Lo que no se ve pero se siente

Se miraron en la tienda de muebles, desde lejos. Creyeron reconocerse pero achinaron los ojos con intención de afinar el resultado. Tras varios incómodos segundos, donde uno tiene la sensación de que le considerarán un pervertido o mirón, esbozaron la sonrisa. Eran ellos, ellos mismos, sí, en quienes estaban pensando. Como si de un duelo del oeste, pero a la inversa, se tratara, se fueron acercando a pasos cortos pero firmes, dejando ver que el protocolo se cumplía a la perfección. Coincidieron en la parte de las camas. Justo delante de una enorme con desacertada decoración pero que se ofrecía indecente a sus pies. Dos besos que fueron olores, una caricia en el hombro que fue un abrazo y la imperiosa necesidad de besarse y lanzarse al deseo y al amor.
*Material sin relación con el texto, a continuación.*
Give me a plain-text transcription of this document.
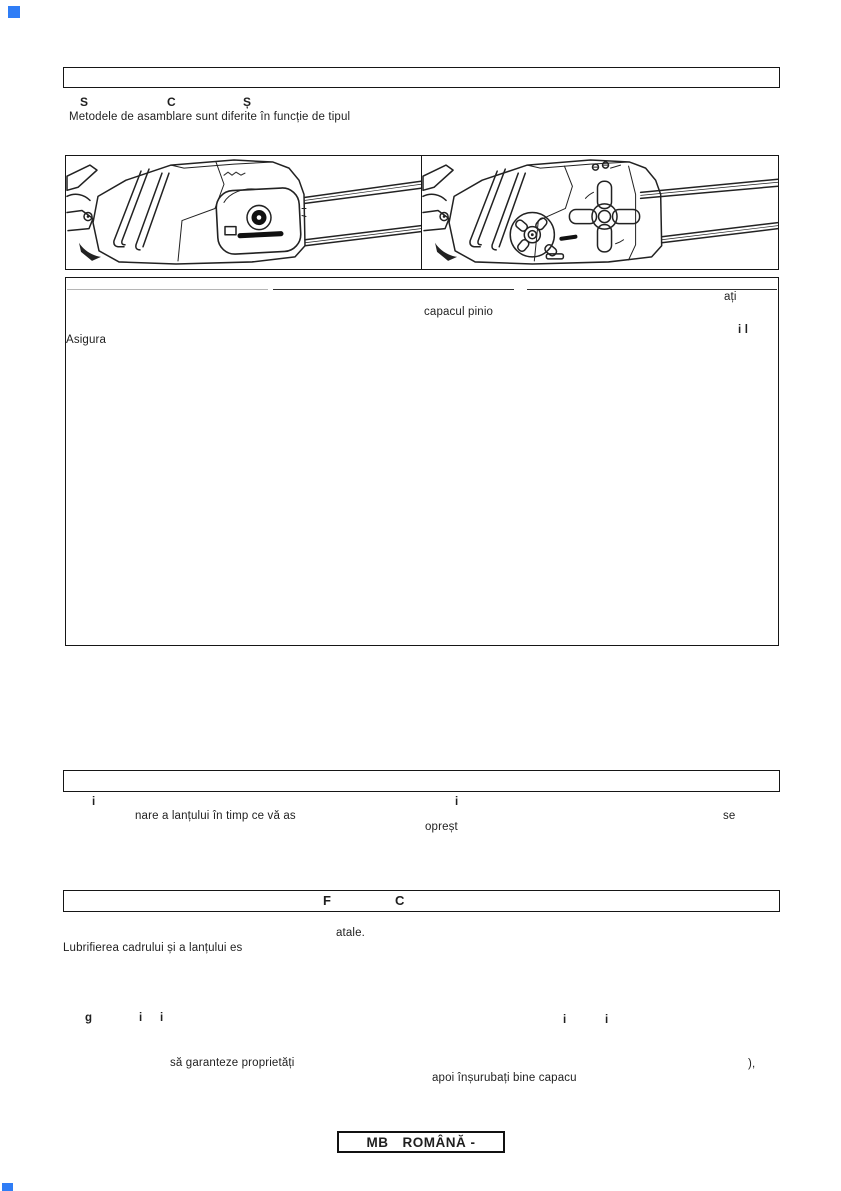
S	C	Ș
Metodele de asamblare sunt diferite în funcție de tipul
ați
capacul pinio
i l
Asigura
i	i
nare a lanțului în timp ce vă as	se
opreșt
F	C
atale.
Lubrifierea cadrului și a lanțului es
g	i i	i	i
să garanteze proprietăți	),
apoi înșurubați bine capacu
MB ROMÂNĂ -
Habían pasado cientos de años, vidas enteras, pero los dos sabían que si apagaran las luces se recorrerían el cuerpo y el alma sin necesidad de mapas ni indicaciones. Siguieron enamorándose de nuevo mientras sus bocas, por disimular, hablaban de tonterías que ni siquiera escuchaban. Tras hacer el amor de forma salvaje, con ansiedad de enfermos dependientes, con impulsos del que va a morir mañana, con el respeto y el cariño de la primera vez y con la furia y el dolor de la última, recuperaron sus cuerpos que seguían hablando en modo abstracto de los niños, del trabajo y de lo cara que está la vivienda. Con dos besos que fueron sudores, un abrazo que fue grito y un hasta pronto que fue un hasta siempre, se despidieron sin recordar por qué habían entrado en aquella tienda de muebles, ni por qué estaban en este mundo.